NICEATM is supporting an NTP effort to systematically evaluate the application of zebrafish in NTP toxicology studies (SEAZIT). This effort will provide fundamental knowledge on the use of zebrafish in toxicology. In FY 2016, NICEATM and other SEAZIT team members conducted a series of interviews with researchers considered to be experts in the use of zebrafish in toxicology studies. These interviews identified areas key to development of a harmonized testing protocol for embryonic zebrafish studies and important sources of variability among laboratories. Information from these interviews and from a literature search will be compiled into a manuscript to be submitted for publication in FY 2017. NICEATM will also present a webinar series in February and March 2017 on Using Informatics to Improve Data Analysis of Chemical Screening Assays Conducted in Zebrafish. Information about the webinars is on the NTP website.

NICEATM is working with other NTP scientists at NIEHS to establish a list of developmental toxicants that cause subtle effects, as opposed to being potent or multisite teratogens. The toxicants identified will be candidates for testing with in vitro assays using primary cells, stem cells, or cell lines, as well as in vivo assays using lower order organisms such as zebrafish or Caenorhabditis elegans. Results from this testing may be compared to available in vivo mammalian data from rodents, rabbits, and humans. The toxicant list is being constructed with input from experts in industry, academia, and government, and is expected to include agrochemicals, pharmaceuticals, and other chemicals. NICEATM is also conducting a review of data from completed NTP studies and the scientific literature in support of this effort.

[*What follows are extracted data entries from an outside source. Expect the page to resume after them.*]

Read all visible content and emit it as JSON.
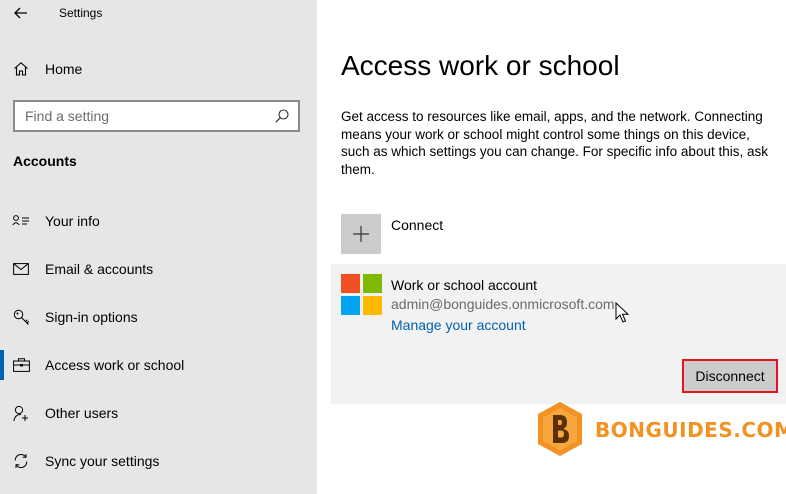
{
  "app": {
    "title": "Settings"
  },
  "sidebar": {
    "home_label": "Home",
    "search_placeholder": "Find a setting",
    "section_title": "Accounts",
    "items": [
      {
        "label": "Your info",
        "icon": "person-card-icon"
      },
      {
        "label": "Email & accounts",
        "icon": "mail-icon"
      },
      {
        "label": "Sign-in options",
        "icon": "key-icon"
      },
      {
        "label": "Access work or school",
        "icon": "briefcase-icon"
      },
      {
        "label": "Other users",
        "icon": "person-add-icon"
      },
      {
        "label": "Sync your settings",
        "icon": "sync-icon"
      }
    ],
    "active_item": "Access work or school"
  },
  "main": {
    "title": "Access work or school",
    "description": "Get access to resources like email, apps, and the network. Connecting means your work or school might control some things on this device, such as which settings you can change. For specific info about this, ask them.",
    "connect_label": "Connect",
    "account": {
      "title": "Work or school account",
      "email": "admin@bonguides.onmicrosoft.com",
      "manage_link": "Manage your account",
      "disconnect_label": "Disconnect"
    }
  },
  "watermark": {
    "text": "BONGUIDES.COM"
  },
  "colors": {
    "accent": "#0063b1",
    "sidebar_bg": "#e6e6e6",
    "highlight_border": "#e81123",
    "ms_red": "#f25022",
    "ms_green": "#7fba00",
    "ms_blue": "#00a4ef",
    "ms_yellow": "#ffb900",
    "watermark": "#f29222"
  }
}
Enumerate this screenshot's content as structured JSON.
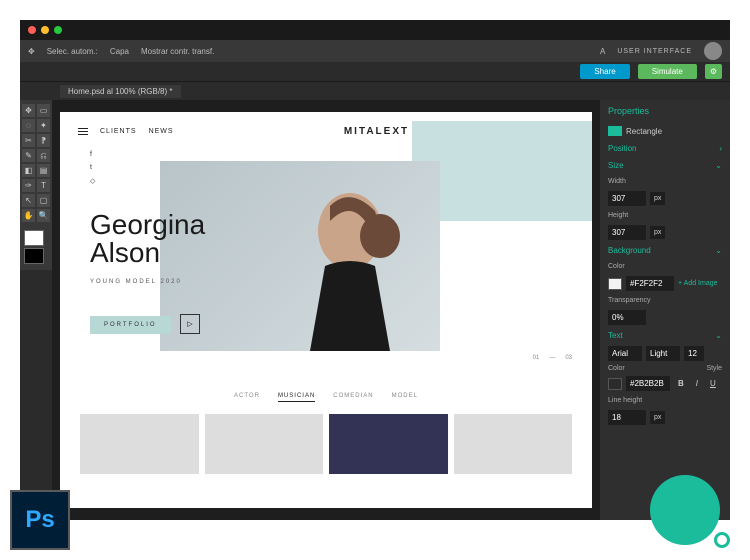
{
  "menubar": {
    "select": "Selec. autom.:",
    "layer": "Capa",
    "transform": "Mostrar contr. transf.",
    "ui_label": "USER INTERFACE"
  },
  "actions": {
    "share": "Share",
    "simulate": "Simulate"
  },
  "tab": {
    "title": "Home.psd al 100% (RGB/8) *"
  },
  "design": {
    "nav": {
      "clients": "CLIENTS",
      "news": "NEWS",
      "brand": "MITALEXT"
    },
    "hero": {
      "name_first": "Georgina",
      "name_last": "Alson",
      "subtitle": "YOUNG MODEL 2020",
      "portfolio": "PORTFOLIO",
      "page_current": "01",
      "page_total": "03"
    },
    "categories": [
      "ACTOR",
      "MUSICIAN",
      "COMEDIAN",
      "MODEL"
    ]
  },
  "props": {
    "title": "Properties",
    "shape": "Rectangle",
    "position": "Position",
    "size": "Size",
    "width_label": "Width",
    "width": "307",
    "height_label": "Height",
    "height": "307",
    "unit": "px",
    "background": "Background",
    "color_label": "Color",
    "bg_color": "#F2F2F2",
    "add_image": "+  Add Image",
    "transparency_label": "Transparency",
    "transparency": "0%",
    "text": "Text",
    "font": "Arial",
    "weight": "Light",
    "fontsize": "12",
    "text_color": "#2B2B2B",
    "style_label": "Style",
    "lineheight_label": "Line height",
    "lineheight": "18"
  },
  "badge": "Ps"
}
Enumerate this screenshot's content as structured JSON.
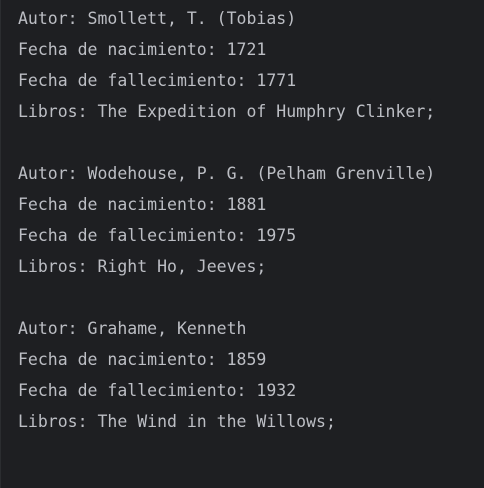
{
  "console": {
    "authors": [
      {
        "author_line": "Autor: Smollett, T. (Tobias)",
        "birth_line": "Fecha de nacimiento: 1721",
        "death_line": "Fecha de fallecimiento: 1771",
        "books_line": "Libros: The Expedition of Humphry Clinker;"
      },
      {
        "author_line": "Autor: Wodehouse, P. G. (Pelham Grenville)",
        "birth_line": "Fecha de nacimiento: 1881",
        "death_line": "Fecha de fallecimiento: 1975",
        "books_line": "Libros: Right Ho, Jeeves;"
      },
      {
        "author_line": "Autor: Grahame, Kenneth",
        "birth_line": "Fecha de nacimiento: 1859",
        "death_line": "Fecha de fallecimiento: 1932",
        "books_line": "Libros: The Wind in the Willows;"
      }
    ]
  }
}
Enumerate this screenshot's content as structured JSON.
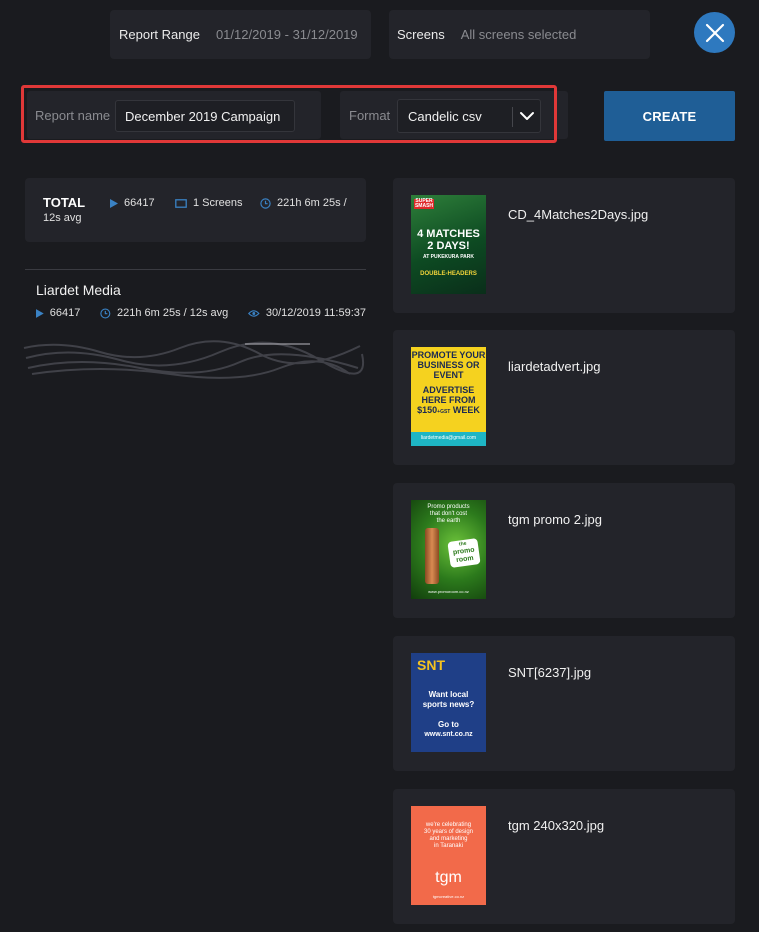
{
  "filters": {
    "range_label": "Report Range",
    "range_value": "01/12/2019 - 31/12/2019",
    "screens_label": "Screens",
    "screens_value": "All screens selected"
  },
  "form": {
    "report_name_label": "Report name",
    "report_name_value": "December 2019 Campaign",
    "format_label": "Format",
    "format_value": "Candelic csv",
    "create_label": "CREATE"
  },
  "totals": {
    "title": "TOTAL",
    "plays": "66417",
    "screens": "1 Screens",
    "duration": "221h 6m 25s /",
    "avg": "12s avg"
  },
  "media": {
    "name": "Liardet Media",
    "plays": "66417",
    "duration": "221h 6m 25s / 12s avg",
    "last_seen": "30/12/2019 11:59:37"
  },
  "assets": [
    {
      "filename": "CD_4Matches2Days.jpg",
      "thumb": {
        "top": "SUPER SMASH",
        "headline1": "4 MATCHES",
        "headline2": "2 DAYS!",
        "sub": "AT PUKEKURA PARK",
        "footer": "DOUBLE-HEADERS"
      }
    },
    {
      "filename": "liardetadvert.jpg",
      "thumb": {
        "l1": "PROMOTE YOUR",
        "l2": "BUSINESS OR",
        "l3": "EVENT",
        "l4": "ADVERTISE",
        "l5": "HERE FROM",
        "l6": "$150",
        "l7": "+GST",
        "l8": "WEEK",
        "email": "liardetmedia@gmail.com"
      }
    },
    {
      "filename": "tgm promo 2.jpg",
      "thumb": {
        "l1": "Promo products",
        "l2": "that don't cost",
        "l3": "the earth",
        "badge1": "the",
        "badge2": "promo",
        "badge3": "room",
        "url": "www.promoroom.co.nz"
      }
    },
    {
      "filename": "SNT[6237].jpg",
      "thumb": {
        "logo": "SNT",
        "l1": "Want local",
        "l2": "sports news?",
        "l3": "Go to",
        "l4": "www.snt.co.nz"
      }
    },
    {
      "filename": "tgm 240x320.jpg",
      "thumb": {
        "l1": "we're celebrating",
        "l2": "30 years of design",
        "l3": "and marketing",
        "l4": "in Taranaki",
        "logo": "tgm",
        "url": "tgmcreative.co.nz"
      }
    }
  ],
  "colors": {
    "background": "#1a1b1f",
    "card": "#23242a",
    "accent": "#2e79bf",
    "create": "#1f5e96",
    "highlight": "#e03838"
  }
}
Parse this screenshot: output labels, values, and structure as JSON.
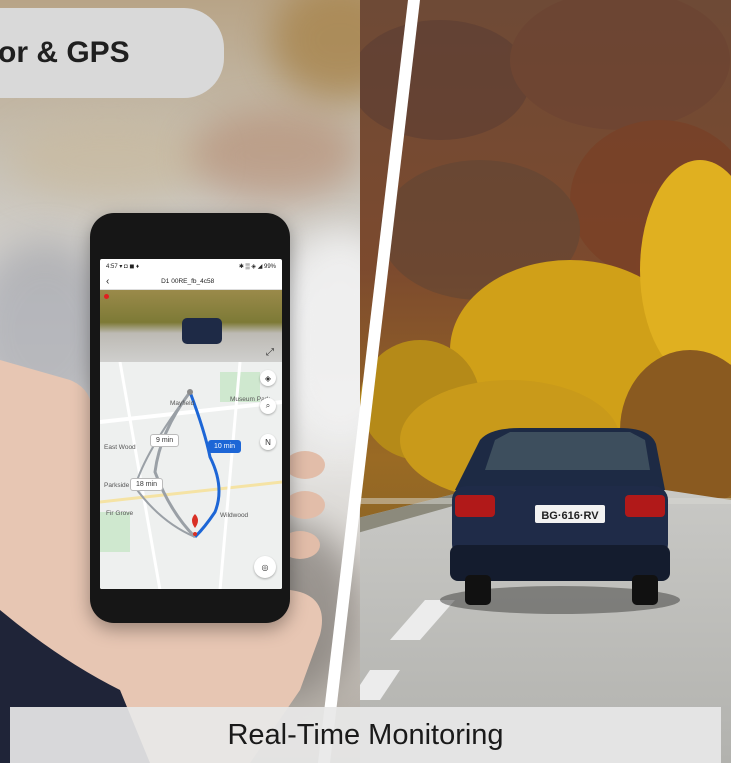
{
  "feature_label": "or & GPS",
  "caption": "Real-Time Monitoring",
  "phone": {
    "status_bar": {
      "left": "4:57 ▾ ◘ ◼ ♦",
      "right": "✱ ▒ ◈ ◢ 99%"
    },
    "nav_bar": {
      "back": "‹",
      "title": "D1 00RE_fb_4c58"
    },
    "video": {
      "recording_dot_color": "#e02020"
    },
    "map": {
      "labels": [
        "Mayfield",
        "Museum Park",
        "East Wood",
        "Parkside",
        "Fir Grove",
        "Wildwood"
      ],
      "eta_alt": "9 min",
      "eta_main": "10 min",
      "eta_alt2": "18 min",
      "route_color": "#1d66d6"
    }
  },
  "plate": "BG·616·RV",
  "colors": {
    "label_bg": "#d9d9d9",
    "caption_bg": "#e8e8e8"
  }
}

In June 2016, NICEATM requested available data and information on approaches and technologies currently used for identifying potential developmental toxicants. Three responses were received that described assays using stem cells or C. elegans with in vitro assays to screen for potential developmental toxicants. Submitted information is being used to assess the state of the science and determine technical needs for alternative methods to evaluate the potential of chemicals to induce adverse effects in offspring.

Endocrine Disruptors

NICEATM is collaborating with test method developer CertiChem, Inc., to validate an in vitro test method that uses MDA-Kb2 human breast cancer cells to measure androgen receptor agonist and antagonist activity. The study will test 67 reference chemicals to characterize the reliability and relevance of the method, and 30 consumer products to evaluate the utility of the method beyond single chemicals. The study is planned to run through summer 2017.

Skin Sensitization 

NICEATM collaborated with ICCVAM scientists to develop integrated testing strategies that use non-animal data to predict skin sensitization hazard. Three manuscripts published or accepted for publication in FY 2016 describe strategies to use non-animal data to predict outcomes of animal skin sensitization tests, human skin sensitization tests, and human or animal tests for skin sensitization potency classification.

NICEATM collaborated with scientists at the University of North Carolina at Chapel Hill to develop quantitative structure-activity relationship (QSAR) models to support identification of potential human skin sensitizers without using animals. A manuscript submitted for publication in FY 2017 describes QSAR models that predict human skin sensitization test results.

NICEATM collaborated with the Cosmetics Europe Skin Tolerance Task Force to evaluate the integrated approaches to testing and assessment of skin sensitization that have been submitted to the Economic Co-operation and Development. NICEATM has evaluated six IATAs against a set of previously untested chemicals with in vitro and in silico data provided by Cosmetics Europe. Manuscripts describing the datasets and the outcome of the IATA analyses are in preparation.

Ocular Irritation 

Optisafe is an in vitro test method that assesses the potential to cause eye irritation by measuring the damage induced by application of a test substance to a semipermeable membrane. NICEATM is coordinating an ICCVAM-sponsored multi-laboratory validation study to determine the reliability and relevance of the OptiSafe test method. Training of participating laboratories is underway with the first phase of chemical testing to begin in FY 2017.